Segundo representantes do setor, a medida contribui para reduzir distorções tributárias e criar condições mais equilibradas de concorrência entre o produto nacional e os importados. O objetivo é fortalecer a indústria aquícola brasileira, que vem ampliando sua participação no mercado interno e investindo em tecnologia, sustentabilidade e geração de empregos.
A iniciativa é considerada um marco para a piscicultura nacional, especialmente por partir do maior mercado consumidor do país.
Pernambuco reforça barreiras sanitárias para proteger a produção local
Outro avanço importante ocorreu em Pernambuco. Nesta terça-feira (3), a Agência de Defesa e Fiscalização Agropecuária de Pernambuco (ADAGRO) publicou uma portaria suspendendo a comercialização de pescados que possam representar riscos sanitários à produção aquícola estadual.
A medida contempla produtos relacionados à importação de tilápia e reforça a necessidade de controles sanitários rigorosos para evitar a entrada de agentes que possam comprometer a saúde dos plantéis brasileiros.
Para o setor produtivo, a decisão fortalece os mecanismos de defesa agropecuária e amplia a segurança para produtores, consumidores e toda a cadeia de abastecimento.
Estados ampliam debate sobre proteção à piscicultura
De acordo com a PEIXE BR, as medidas adotadas por São Paulo e Pernambuco representam um passo importante para a construção de um ambiente de negócios mais competitivo e sustentável para a piscicultura brasileira.

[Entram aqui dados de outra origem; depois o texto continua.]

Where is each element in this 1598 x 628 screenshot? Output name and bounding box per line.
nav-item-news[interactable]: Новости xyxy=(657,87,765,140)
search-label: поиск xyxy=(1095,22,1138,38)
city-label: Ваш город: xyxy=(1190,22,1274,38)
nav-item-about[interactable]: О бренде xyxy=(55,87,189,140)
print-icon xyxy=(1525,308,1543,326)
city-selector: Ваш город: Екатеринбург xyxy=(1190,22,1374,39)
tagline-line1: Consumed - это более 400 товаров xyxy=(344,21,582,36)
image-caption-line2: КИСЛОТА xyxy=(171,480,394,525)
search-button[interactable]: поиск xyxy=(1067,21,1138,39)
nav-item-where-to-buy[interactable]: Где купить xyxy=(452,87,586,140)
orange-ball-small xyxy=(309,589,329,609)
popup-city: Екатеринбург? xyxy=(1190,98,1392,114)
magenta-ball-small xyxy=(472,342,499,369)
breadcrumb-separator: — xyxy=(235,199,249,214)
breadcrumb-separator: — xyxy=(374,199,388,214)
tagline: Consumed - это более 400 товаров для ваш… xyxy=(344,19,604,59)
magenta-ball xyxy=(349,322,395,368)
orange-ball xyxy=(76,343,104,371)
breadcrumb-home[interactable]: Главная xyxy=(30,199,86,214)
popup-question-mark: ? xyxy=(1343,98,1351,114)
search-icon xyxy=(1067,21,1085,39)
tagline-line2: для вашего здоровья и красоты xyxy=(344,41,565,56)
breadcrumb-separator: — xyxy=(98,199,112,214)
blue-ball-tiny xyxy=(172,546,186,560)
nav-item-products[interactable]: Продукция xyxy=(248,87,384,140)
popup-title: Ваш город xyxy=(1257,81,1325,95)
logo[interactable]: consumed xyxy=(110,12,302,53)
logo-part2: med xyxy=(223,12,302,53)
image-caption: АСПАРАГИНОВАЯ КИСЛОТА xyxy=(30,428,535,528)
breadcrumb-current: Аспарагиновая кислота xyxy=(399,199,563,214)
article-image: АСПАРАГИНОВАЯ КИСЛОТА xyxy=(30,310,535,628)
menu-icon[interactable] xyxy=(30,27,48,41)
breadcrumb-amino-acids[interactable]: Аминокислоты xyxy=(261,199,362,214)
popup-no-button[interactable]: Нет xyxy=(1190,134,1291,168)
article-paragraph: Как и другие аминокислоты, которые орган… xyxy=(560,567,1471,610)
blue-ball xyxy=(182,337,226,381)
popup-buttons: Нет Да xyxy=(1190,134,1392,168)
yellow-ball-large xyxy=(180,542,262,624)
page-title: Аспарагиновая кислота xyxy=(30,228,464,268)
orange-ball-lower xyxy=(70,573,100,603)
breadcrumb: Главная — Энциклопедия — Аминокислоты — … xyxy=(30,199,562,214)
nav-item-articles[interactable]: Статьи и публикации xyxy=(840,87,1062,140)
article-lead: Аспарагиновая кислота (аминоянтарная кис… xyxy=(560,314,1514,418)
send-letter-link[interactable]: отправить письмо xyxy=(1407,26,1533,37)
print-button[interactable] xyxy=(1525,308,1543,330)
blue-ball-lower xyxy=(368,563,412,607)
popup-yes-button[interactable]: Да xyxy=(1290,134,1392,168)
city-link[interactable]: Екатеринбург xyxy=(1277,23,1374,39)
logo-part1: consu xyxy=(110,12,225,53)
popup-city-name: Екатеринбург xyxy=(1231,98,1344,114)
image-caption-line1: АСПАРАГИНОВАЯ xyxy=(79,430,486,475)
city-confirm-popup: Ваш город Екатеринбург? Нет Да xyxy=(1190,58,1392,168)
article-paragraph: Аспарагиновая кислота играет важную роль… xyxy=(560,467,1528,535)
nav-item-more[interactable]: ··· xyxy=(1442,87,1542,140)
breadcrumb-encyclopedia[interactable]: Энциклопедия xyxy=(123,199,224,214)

A entidade destaca que outros estados também avaliam iniciativas semelhantes. Mato Grosso e Bahia estão entre as unidades da federação que discutem mecanismos de proteção à cadeia produtiva, demonstrando uma crescente preocupação com a manutenção da competitividade do setor diante do aumento das importações.
O movimento reflete o esforço conjunto de governos estaduais, produtores, cooperativas, indústrias e entidades representativas em busca de maior isonomia tributária e sanitária entre os produtos nacionais e estrangeiros.

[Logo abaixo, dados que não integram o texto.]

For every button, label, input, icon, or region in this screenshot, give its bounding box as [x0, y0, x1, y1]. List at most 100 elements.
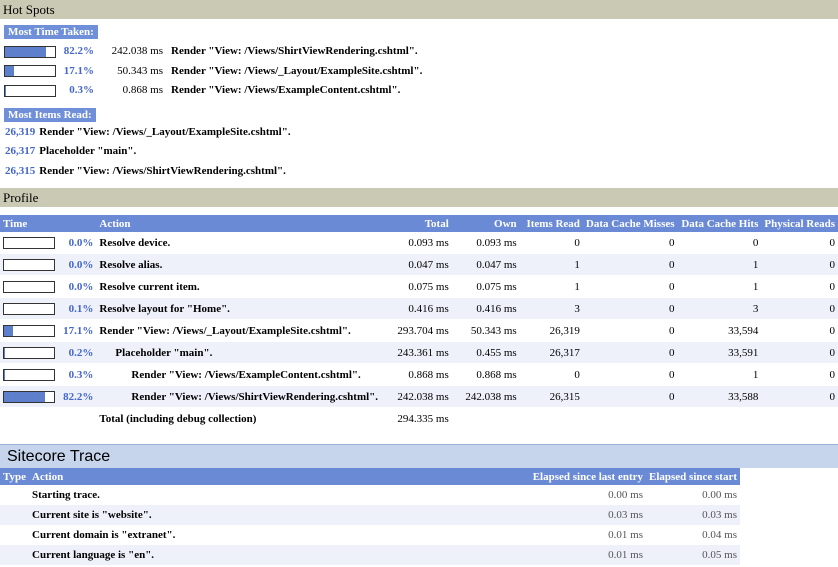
trace-action: Current site is "website". — [29, 505, 530, 525]
profile-action: Resolve alias. — [96, 253, 388, 276]
profile-cache-hits: 3 — [677, 297, 762, 320]
profile-cache-misses: 0 — [582, 253, 678, 276]
items-label: Render "View: /Views/_Layout/ExampleSite… — [39, 125, 291, 138]
profile-physical-reads: 0 — [761, 297, 838, 320]
profile-own: 0.868 ms — [451, 363, 520, 386]
trace-elapsed-start: 0.05 ms — [646, 545, 740, 565]
profile-time-bar — [3, 346, 55, 359]
time-ms: 242.038 ms — [111, 45, 163, 57]
profile-time-cell: 0.2% — [0, 341, 97, 364]
trace-header-row: Type Action Elapsed since last entry Ela… — [0, 468, 740, 485]
profile-cache-hits: 0 — [677, 232, 762, 254]
profile-action: Resolve current item. — [96, 275, 388, 298]
col-time: Time — [0, 215, 97, 232]
profile-time-cell: 0.1% — [0, 297, 97, 320]
col-trace-action: Action — [29, 468, 530, 485]
items-count: 26,317 — [5, 145, 36, 157]
profile-total: 0.047 ms — [387, 253, 452, 276]
col-elapsed-start: Elapsed since start — [646, 468, 740, 485]
profile-time-cell: 0.0% — [0, 275, 97, 298]
time-percent: 17.1% — [63, 64, 94, 77]
profile-total: 293.704 ms — [387, 319, 452, 342]
profile-items-read: 26,317 — [519, 341, 583, 364]
trace-type — [0, 525, 29, 545]
progress-fill — [5, 66, 14, 77]
items-count: 26,319 — [5, 125, 36, 138]
profile-items-read: 26,319 — [519, 319, 583, 342]
time-cell-wrap: 0.0% — [3, 258, 94, 271]
time-percent: 0.3% — [69, 84, 94, 96]
profile-physical-reads: 0 — [761, 275, 838, 298]
profile-time-cell: 17.1% — [0, 319, 97, 342]
profile-row: 0.1% Resolve layout for "Home". 0.416 ms 0.… — [0, 297, 838, 320]
profile-time-bar — [3, 368, 55, 381]
profile-action: Render "View: /Views/ShirtViewRendering.… — [96, 385, 388, 408]
time-label: Render "View: /Views/ExampleContent.csht… — [171, 84, 401, 96]
time-bar — [4, 84, 56, 97]
profile-action: Render "View: /Views/ExampleContent.csht… — [96, 363, 388, 386]
trace-elapsed-start: 0.03 ms — [646, 505, 740, 525]
profile-time-bar — [3, 280, 55, 293]
profile-cache-misses: 0 — [582, 363, 678, 386]
profile-total: 0.868 ms — [387, 363, 452, 386]
profile-row: 0.0% Resolve alias. 0.047 ms 0.047 ms 1 0 1 0 — [0, 253, 838, 276]
progress-fill — [4, 325, 13, 336]
hotspot-time-row: 17.1% 50.343 ms Render "View: /Views/_Layo… — [4, 62, 838, 82]
profile-time-bar — [3, 302, 55, 315]
profile-time-bar — [3, 390, 55, 403]
profile-physical-reads: 0 — [761, 363, 838, 386]
col-cache-misses: Data Cache Misses — [582, 215, 678, 232]
items-label: Placeholder "main". — [39, 145, 137, 157]
profile-percent: 0.0% — [68, 258, 94, 271]
profile-own: 0.047 ms — [451, 253, 520, 276]
profile-physical-reads: 0 — [761, 341, 838, 364]
profile-percent: 82.2% — [63, 390, 94, 403]
profile-cache-hits: 1 — [677, 253, 762, 276]
profile-header: Profile — [0, 188, 838, 207]
items-count: 26,315 — [5, 164, 36, 177]
col-physical-reads: Physical Reads — [761, 215, 838, 232]
trace-table: Type Action Elapsed since last entry Ela… — [0, 468, 740, 565]
trace-elapsed-last: 0.00 ms — [608, 489, 643, 501]
trace-header: Sitecore Trace — [0, 444, 838, 468]
trace-type — [0, 505, 30, 525]
profile-action: Resolve device. — [96, 232, 388, 254]
time-ms: 0.868 ms — [122, 84, 163, 96]
profile-items-read: 0 — [519, 363, 583, 386]
col-items-read: Items Read — [519, 215, 583, 232]
trace-row: Current language is "en". 0.01 ms 0.05 ms — [0, 545, 740, 565]
progress-fill — [4, 391, 46, 402]
profile-physical-reads: 0 — [761, 319, 838, 342]
time-cell-wrap: 0.2% — [3, 346, 93, 359]
trace-elapsed-last: 0.01 ms — [529, 545, 646, 565]
profile-cache-misses: 0 — [582, 297, 678, 320]
profile-total: 0.416 ms — [387, 297, 452, 320]
profile-items-read: 3 — [519, 297, 583, 320]
profile-time-cell: 0.3% — [0, 363, 97, 386]
trace-action: Current language is "en". — [29, 545, 530, 565]
profile-cache-hits: 33,594 — [677, 319, 762, 342]
time-cell-wrap: 17.1% — [3, 324, 93, 337]
time-bar — [4, 65, 56, 78]
profile-time-cell: 0.0% — [0, 232, 97, 254]
trace-row: Current site is "website". 0.03 ms 0.03 ms — [0, 505, 740, 525]
profile-table: Time Action Total Own Items Read Data Ca… — [0, 215, 838, 429]
total-empty-cell — [452, 408, 520, 430]
profile-row: 17.1% Render "View: /Views/_Layout/Exampl… — [0, 319, 838, 342]
profile-items-read: 0 — [519, 232, 583, 254]
trace-elapsed-start: 0.00 ms — [702, 489, 737, 501]
profile-own: 242.038 ms — [451, 385, 520, 408]
trace-row: Current domain is "extranet". 0.01 ms 0.04… — [0, 525, 740, 545]
most-time-taken-tag: Most Time Taken: — [4, 25, 98, 39]
hotspot-items-row: 26,317 Placeholder "main". — [4, 142, 838, 162]
profile-total: 242.038 ms — [387, 385, 452, 408]
profile-own: 0.075 ms — [451, 275, 520, 298]
total-empty-cell — [761, 408, 838, 430]
profile-cache-misses: 0 — [582, 319, 678, 342]
profile-time-bar — [3, 236, 55, 249]
profile-items-read: 26,315 — [519, 385, 583, 408]
time-cell-wrap: 0.1% — [3, 302, 93, 315]
profile-total-row: Total (including debug collection) 294.33… — [0, 408, 838, 430]
profile-time-cell: 82.2% — [0, 385, 97, 408]
profile-row: 0.2% Placeholder "main". 243.361 ms 0.455 m… — [0, 341, 838, 364]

Setor mantém mobilização em defesa da produção nacional
A PEIXE BR ressaltou que os avanços obtidos são resultado da mobilização de toda a cadeia produtiva da piscicultura brasileira e agradeceu o apoio de produtores, empresas, lideranças e instituições envolvidas nas discussões.
A entidade informou ainda que continuará acompanhando o tema junto aos órgãos competentes para assegurar condições justas de mercado, estimular investimentos e promover o desenvolvimento sustentável da piscicultura nacional.
Com o Brasil consolidado entre os maiores produtores mundiais de tilápia, o setor considera que medidas voltadas ao equilíbrio concorrencial e à segurança sanitária são fundamentais para garantir o crescimento da atividade, ampliar a geração de renda no campo e fortalecer a oferta de pescado de qualidade ao consumidor brasileiro.